The isolation of the current Iraqi government also played a role in the disaster. According to Patrick Cockburn of the Independent, the Iraqi government has virtually no support outside of the American-controlled Green Zone. That isolation led Maliki to believe that his U.S.-trained army would make short work of Muqtada’s militia.
Instead, the militia not only whipped them in Basra but also organized sympathy uprisings in every major city from Baghdad south, as well as rocketing and shelling the supposedly secure Green Zone. U.S. fighter-bombers, helicopters and Special Forces couldn’t cover up the refusal of the Iraqi Army to take on the disciplined and motivated Mahdi Army.
“The Iraqi Army doesn’t have the ability to do much of anything,” says Joost Hiltermann of the International Crisis Group. On the other hand, he says, Muqtada “remains undefeated and looks like the moderate.”
According to Ali al-Fadhily and Dahr Jamail of the Inter Press Service, the Iraqi Army simply disintegrated. A Baghdad police colonel told them that the “Iraqi Army and police forces, as well as the Dawa and Badr militias, suddenly disappeared from the streets, leaving their armored vehicles for the Mahdi militia to drive around in joyful convoys.”

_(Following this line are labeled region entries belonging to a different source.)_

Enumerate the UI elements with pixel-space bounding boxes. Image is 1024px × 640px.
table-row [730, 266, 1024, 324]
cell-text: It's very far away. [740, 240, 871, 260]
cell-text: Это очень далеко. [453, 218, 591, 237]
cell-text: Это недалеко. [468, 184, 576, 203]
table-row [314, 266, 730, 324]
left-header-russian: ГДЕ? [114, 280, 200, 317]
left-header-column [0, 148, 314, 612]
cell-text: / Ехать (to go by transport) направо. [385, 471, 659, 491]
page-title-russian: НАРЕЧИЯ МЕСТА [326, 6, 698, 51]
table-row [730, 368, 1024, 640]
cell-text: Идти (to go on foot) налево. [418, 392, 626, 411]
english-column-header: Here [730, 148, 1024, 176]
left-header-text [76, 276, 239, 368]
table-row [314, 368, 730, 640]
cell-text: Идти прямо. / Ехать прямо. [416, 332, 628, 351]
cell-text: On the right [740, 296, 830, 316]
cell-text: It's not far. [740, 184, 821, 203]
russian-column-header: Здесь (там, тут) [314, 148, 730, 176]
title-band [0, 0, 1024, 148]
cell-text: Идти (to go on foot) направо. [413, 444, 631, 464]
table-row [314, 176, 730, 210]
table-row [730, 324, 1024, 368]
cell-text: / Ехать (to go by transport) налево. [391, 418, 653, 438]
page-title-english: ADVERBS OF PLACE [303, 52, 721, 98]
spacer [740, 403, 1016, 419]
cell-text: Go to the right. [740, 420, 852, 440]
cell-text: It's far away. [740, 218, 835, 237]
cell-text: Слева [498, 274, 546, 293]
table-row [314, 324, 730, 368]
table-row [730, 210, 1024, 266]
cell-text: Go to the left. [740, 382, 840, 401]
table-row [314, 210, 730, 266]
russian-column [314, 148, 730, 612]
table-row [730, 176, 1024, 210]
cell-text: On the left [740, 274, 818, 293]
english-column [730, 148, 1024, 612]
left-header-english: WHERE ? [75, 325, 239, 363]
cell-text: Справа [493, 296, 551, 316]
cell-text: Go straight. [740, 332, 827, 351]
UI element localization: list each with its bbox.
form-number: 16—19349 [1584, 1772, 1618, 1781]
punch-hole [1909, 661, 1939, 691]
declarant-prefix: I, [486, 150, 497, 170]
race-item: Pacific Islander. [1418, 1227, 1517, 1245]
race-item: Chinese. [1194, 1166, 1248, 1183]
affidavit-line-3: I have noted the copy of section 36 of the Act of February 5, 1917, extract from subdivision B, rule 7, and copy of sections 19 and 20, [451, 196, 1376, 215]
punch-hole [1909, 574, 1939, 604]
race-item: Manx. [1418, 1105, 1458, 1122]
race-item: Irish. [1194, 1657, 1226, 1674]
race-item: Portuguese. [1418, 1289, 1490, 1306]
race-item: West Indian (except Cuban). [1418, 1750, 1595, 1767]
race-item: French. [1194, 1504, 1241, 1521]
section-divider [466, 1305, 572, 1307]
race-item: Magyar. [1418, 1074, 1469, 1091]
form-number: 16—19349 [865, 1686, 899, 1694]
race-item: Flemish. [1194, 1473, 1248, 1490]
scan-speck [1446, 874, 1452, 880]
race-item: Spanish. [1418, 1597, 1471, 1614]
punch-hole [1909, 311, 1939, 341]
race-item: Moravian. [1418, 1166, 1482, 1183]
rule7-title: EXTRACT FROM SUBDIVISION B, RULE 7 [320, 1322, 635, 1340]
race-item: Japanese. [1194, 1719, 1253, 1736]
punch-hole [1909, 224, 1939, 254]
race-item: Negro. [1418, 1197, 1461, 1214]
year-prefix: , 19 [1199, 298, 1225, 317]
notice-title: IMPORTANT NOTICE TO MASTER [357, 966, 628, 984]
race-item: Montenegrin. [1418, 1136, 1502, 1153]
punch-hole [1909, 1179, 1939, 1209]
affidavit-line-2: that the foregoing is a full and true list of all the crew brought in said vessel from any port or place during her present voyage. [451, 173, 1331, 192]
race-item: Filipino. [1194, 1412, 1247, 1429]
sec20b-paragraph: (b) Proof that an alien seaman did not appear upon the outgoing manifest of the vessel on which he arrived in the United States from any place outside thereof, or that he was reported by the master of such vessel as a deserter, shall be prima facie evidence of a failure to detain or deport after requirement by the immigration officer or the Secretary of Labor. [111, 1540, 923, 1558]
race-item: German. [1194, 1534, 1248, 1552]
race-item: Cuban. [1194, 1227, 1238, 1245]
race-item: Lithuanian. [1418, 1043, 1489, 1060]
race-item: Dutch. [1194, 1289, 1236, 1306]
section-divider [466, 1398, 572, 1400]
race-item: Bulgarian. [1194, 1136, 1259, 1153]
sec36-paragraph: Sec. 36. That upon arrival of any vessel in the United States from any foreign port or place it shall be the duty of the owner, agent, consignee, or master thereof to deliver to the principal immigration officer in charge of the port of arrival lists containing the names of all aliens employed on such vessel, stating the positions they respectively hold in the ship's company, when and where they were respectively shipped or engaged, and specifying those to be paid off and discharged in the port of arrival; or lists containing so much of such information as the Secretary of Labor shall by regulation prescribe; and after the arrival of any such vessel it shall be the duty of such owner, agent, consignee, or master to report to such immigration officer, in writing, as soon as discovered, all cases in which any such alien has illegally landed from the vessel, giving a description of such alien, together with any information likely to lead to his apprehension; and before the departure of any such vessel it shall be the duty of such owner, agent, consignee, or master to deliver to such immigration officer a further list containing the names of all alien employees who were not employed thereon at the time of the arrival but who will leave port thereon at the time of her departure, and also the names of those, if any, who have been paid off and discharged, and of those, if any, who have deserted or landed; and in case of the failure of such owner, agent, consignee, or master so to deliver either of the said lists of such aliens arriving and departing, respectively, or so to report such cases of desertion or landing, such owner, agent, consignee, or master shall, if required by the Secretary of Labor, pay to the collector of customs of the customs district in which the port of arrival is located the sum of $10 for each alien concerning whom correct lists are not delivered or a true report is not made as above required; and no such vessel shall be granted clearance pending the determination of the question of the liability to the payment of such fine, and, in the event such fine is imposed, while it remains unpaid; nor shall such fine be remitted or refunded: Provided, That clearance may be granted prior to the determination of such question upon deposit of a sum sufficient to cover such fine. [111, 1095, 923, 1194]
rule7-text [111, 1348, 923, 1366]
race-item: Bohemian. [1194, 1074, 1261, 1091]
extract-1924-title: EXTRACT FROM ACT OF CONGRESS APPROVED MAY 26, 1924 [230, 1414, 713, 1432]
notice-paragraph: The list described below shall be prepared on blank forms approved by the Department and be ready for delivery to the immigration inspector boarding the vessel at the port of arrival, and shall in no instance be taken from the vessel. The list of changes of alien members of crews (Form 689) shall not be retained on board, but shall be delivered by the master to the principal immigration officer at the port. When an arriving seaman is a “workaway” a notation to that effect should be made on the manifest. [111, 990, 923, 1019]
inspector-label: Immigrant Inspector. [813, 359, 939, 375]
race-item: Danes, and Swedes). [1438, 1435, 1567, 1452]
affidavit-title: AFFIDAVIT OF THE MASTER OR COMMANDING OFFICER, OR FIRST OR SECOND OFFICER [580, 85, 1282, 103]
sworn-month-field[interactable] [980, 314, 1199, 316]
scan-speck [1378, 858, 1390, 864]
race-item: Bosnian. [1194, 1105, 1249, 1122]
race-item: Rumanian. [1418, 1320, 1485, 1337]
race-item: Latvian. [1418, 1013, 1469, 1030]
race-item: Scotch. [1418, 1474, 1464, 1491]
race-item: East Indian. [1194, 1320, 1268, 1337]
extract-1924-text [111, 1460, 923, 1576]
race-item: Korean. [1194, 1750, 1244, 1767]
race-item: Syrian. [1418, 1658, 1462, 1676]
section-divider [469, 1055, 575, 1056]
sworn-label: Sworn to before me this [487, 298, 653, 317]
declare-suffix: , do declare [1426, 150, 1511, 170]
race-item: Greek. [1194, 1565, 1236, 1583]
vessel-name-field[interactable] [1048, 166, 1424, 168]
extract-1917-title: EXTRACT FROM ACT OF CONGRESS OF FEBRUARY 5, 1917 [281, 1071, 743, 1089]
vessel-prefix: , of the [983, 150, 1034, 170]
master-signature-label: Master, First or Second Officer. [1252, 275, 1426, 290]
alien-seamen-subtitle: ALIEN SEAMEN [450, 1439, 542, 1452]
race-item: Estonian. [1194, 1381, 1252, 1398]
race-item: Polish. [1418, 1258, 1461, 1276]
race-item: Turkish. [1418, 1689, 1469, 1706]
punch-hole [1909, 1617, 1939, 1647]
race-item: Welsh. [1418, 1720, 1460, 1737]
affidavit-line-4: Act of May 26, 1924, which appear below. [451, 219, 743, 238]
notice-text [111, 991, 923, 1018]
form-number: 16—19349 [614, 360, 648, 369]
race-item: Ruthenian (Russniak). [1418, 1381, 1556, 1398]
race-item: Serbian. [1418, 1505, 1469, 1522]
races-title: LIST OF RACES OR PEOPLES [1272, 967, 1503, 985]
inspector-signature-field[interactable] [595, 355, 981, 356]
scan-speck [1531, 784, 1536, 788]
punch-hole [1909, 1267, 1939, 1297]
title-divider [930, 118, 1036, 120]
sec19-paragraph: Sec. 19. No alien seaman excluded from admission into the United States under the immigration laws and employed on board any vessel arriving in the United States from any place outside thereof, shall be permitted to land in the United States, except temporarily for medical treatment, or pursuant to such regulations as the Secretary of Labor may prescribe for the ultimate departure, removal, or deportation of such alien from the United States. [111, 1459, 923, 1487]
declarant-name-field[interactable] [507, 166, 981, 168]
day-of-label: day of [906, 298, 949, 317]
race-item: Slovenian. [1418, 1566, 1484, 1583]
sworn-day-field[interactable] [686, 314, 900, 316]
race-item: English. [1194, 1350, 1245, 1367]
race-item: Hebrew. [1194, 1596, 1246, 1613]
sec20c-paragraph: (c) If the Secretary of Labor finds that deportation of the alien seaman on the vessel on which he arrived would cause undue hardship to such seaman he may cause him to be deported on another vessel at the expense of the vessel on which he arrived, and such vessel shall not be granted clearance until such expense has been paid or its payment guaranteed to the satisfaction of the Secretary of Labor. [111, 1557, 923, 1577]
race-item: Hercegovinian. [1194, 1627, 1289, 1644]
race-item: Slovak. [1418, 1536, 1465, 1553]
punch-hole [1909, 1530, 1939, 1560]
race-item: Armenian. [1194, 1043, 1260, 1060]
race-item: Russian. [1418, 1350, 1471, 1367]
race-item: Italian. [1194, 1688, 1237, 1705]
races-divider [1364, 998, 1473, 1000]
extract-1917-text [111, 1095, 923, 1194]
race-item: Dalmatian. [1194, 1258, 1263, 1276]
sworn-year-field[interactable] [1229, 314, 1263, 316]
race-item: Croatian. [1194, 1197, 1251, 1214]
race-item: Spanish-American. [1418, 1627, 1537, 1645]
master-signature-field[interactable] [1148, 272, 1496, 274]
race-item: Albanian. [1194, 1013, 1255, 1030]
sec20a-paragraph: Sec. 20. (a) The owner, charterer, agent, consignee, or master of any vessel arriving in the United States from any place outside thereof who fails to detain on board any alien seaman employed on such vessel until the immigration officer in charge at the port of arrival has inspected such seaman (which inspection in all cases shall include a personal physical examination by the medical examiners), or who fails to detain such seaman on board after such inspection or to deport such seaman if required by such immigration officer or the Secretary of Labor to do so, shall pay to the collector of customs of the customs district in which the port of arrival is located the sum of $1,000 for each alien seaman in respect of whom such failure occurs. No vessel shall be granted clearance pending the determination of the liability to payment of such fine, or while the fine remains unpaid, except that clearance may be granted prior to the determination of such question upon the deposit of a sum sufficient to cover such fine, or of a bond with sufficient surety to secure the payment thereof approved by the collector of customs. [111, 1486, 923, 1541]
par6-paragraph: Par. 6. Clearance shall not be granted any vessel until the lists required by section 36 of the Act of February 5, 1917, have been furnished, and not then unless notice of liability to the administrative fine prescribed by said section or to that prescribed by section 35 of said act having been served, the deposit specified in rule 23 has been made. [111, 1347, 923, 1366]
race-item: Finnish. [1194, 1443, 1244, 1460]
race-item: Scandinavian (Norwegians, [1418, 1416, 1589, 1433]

Maliki was humiliated by the Battle of Basra, but there was plenty of mortification to go around. The Bush White House, for instance, had to watch as Iranian Brigadier General Qassem Suleimani, commander of the Quds Force—an organization the Administration has designated a “terrorist group”—pulled its chestnuts out of the fire by negotiating a ceasefire between Maliki and Muqtada.
“This failure takes Iraq to point zero or worse,” Brigadier General Kathum Alwan told IPS.
“Worse” is likely where things are headed. Not only has the fragile ceasefire between the Shiite groups been breached, but also there is plenty of chaos waiting in the wings.
The Sunni “Awakening Councils” are still being frozen out of the army and the police, and many Sunnis have made it clear that they have no intention of allowing Iraq to be dismembered. A number of Sunni leaders have openly threatened civil war if they continue to be sidelined.
And in the north, Arabs and Kurds are at each other’s throats over control of the cities of Mosul and Kirkuk, while Turkey continues its cross-border attacks on Kurd- ish PKK separatists.
As Cockburn notes, any of these issues “could ignite in a moment, and almost certainly will.”